エイユウの話 ~夏~
「ラジィ、早く行こう」
わずかに震えていた声にラジィはちっとも気付かずに、「大丈夫よ」と根拠の無い、ほぼ反射に近い返事をした。光が洩れるドアの隙間に、彼女は片目を当てる。と、彼女の動きが止まった。泣き出すでも逃げ出すでもなくただ固まるだけの彼女に、キースは目を丸くする。
彼女が覗いているところの上の方から、同じように覗いてみるとその原因がわかった。
あの笑わないことで有名な流の導師が、驚くほど優しい瞳で、柔らかく微笑んでいたのだ。見つめる先にいるのは、照れくさそうに笑う保険医で、彼女の左の薬指には赤い宝石のはまった指輪が見えた。赤は愛情の象徴とされ、それをあしらった指輪と言うのは、薬指にはまっていなくとも婚約指輪しか存在しない。流の導師が持っている赤い指輪入れは、それ専用の物だ。もちろんわずかな希望も捨てないラジィがこれだけでは納得しないだろう。普段の彼女なら、「保険医が婚約し、それを導師様に見せている間に指輪入れを落としてしまい、それを優しい導師様が拾ったところ」とでも言うところだ。たとえそれが、多少強引な解釈の仕方だと自覚していても。しかし彼女はそんな台詞を一言も漏らすことなく固まっている。と言うことは。
彼女は、流の導師が保険医の薬指に指輪をはめているところを見てしまったのだ。それも、あの箱を服の中から取り出す件から。
泣くことも話すことも出来ないラジィを見て、キースは思わず彼女の腕を掴んで、でたらめに走り出していた。何処に向かっているのか解らなくなり、気付くといつもの中庭にいる。灰色だった空はどんどん黒くなり、もう雨が降るまで数分もないだろう。授業開始のチャイムが鳴り、二人の遅刻が決定した。
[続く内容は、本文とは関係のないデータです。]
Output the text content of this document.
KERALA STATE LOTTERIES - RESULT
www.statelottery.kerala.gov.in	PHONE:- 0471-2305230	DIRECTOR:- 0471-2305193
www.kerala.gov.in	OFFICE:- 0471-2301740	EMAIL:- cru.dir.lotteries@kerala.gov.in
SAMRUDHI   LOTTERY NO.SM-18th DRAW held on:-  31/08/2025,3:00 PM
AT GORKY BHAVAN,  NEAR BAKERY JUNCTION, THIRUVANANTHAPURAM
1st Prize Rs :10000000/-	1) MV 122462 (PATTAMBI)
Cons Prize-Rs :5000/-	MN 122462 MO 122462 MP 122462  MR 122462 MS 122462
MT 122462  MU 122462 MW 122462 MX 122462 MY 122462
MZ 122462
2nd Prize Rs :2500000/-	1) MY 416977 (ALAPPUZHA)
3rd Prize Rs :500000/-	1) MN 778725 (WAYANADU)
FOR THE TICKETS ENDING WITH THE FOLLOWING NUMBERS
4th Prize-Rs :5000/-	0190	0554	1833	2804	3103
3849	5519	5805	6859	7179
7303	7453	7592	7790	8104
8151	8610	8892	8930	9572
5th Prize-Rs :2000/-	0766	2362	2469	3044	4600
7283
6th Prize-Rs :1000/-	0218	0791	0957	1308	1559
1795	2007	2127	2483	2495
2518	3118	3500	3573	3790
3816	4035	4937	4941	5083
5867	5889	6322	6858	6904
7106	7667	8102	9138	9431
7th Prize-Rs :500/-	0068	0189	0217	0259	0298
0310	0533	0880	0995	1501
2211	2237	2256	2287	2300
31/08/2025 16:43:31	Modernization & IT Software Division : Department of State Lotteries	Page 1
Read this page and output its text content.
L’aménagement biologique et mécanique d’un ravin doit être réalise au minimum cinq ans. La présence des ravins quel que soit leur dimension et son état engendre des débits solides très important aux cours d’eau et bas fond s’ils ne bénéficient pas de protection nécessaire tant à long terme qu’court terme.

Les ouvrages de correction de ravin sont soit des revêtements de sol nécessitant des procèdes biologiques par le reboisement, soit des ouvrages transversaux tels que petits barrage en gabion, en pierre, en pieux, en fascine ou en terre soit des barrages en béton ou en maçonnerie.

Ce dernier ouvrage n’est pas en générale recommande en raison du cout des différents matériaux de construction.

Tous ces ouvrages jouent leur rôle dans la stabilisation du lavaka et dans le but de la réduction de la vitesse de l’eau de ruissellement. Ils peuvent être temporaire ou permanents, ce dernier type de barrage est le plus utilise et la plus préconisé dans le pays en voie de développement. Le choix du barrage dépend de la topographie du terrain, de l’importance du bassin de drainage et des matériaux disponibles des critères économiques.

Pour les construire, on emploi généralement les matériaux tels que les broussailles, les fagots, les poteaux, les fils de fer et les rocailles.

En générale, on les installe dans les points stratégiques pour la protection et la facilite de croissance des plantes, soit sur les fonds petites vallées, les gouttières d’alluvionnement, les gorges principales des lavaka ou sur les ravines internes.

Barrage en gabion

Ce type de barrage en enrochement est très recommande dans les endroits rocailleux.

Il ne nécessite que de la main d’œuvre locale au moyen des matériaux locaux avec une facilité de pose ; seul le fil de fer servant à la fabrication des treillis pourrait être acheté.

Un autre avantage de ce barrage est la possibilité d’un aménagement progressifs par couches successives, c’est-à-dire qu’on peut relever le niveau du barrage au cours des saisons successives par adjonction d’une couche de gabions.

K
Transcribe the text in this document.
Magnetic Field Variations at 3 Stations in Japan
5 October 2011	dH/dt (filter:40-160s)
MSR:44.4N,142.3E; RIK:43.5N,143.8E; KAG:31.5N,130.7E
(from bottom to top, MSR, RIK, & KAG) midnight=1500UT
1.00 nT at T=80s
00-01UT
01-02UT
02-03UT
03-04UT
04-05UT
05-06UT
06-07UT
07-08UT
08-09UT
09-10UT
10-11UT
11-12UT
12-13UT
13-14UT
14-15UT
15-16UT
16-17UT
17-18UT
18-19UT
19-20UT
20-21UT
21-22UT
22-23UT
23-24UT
ラジィはまだ呆然とした顔で、斜め下をずっと見据えていた。キースは慌てて彼女の名前を呼んだ。何度も呼んでいるのに、彼女が正気になる気配はなく、彼はどんどん必死になって呼び続ける。
「ラジィ!ラジィ・・・ッ!」
「・・・きーす」
ゆっくりと顔を上げ、彼女の視界にキースが入ると、その灰色の瞳から涙が溢れだした。キースよりずっと細い体が震え、それを止めるように彼女は体を自分で抱える。キースには、いまここで彼女を抱擁する勇気はなかった。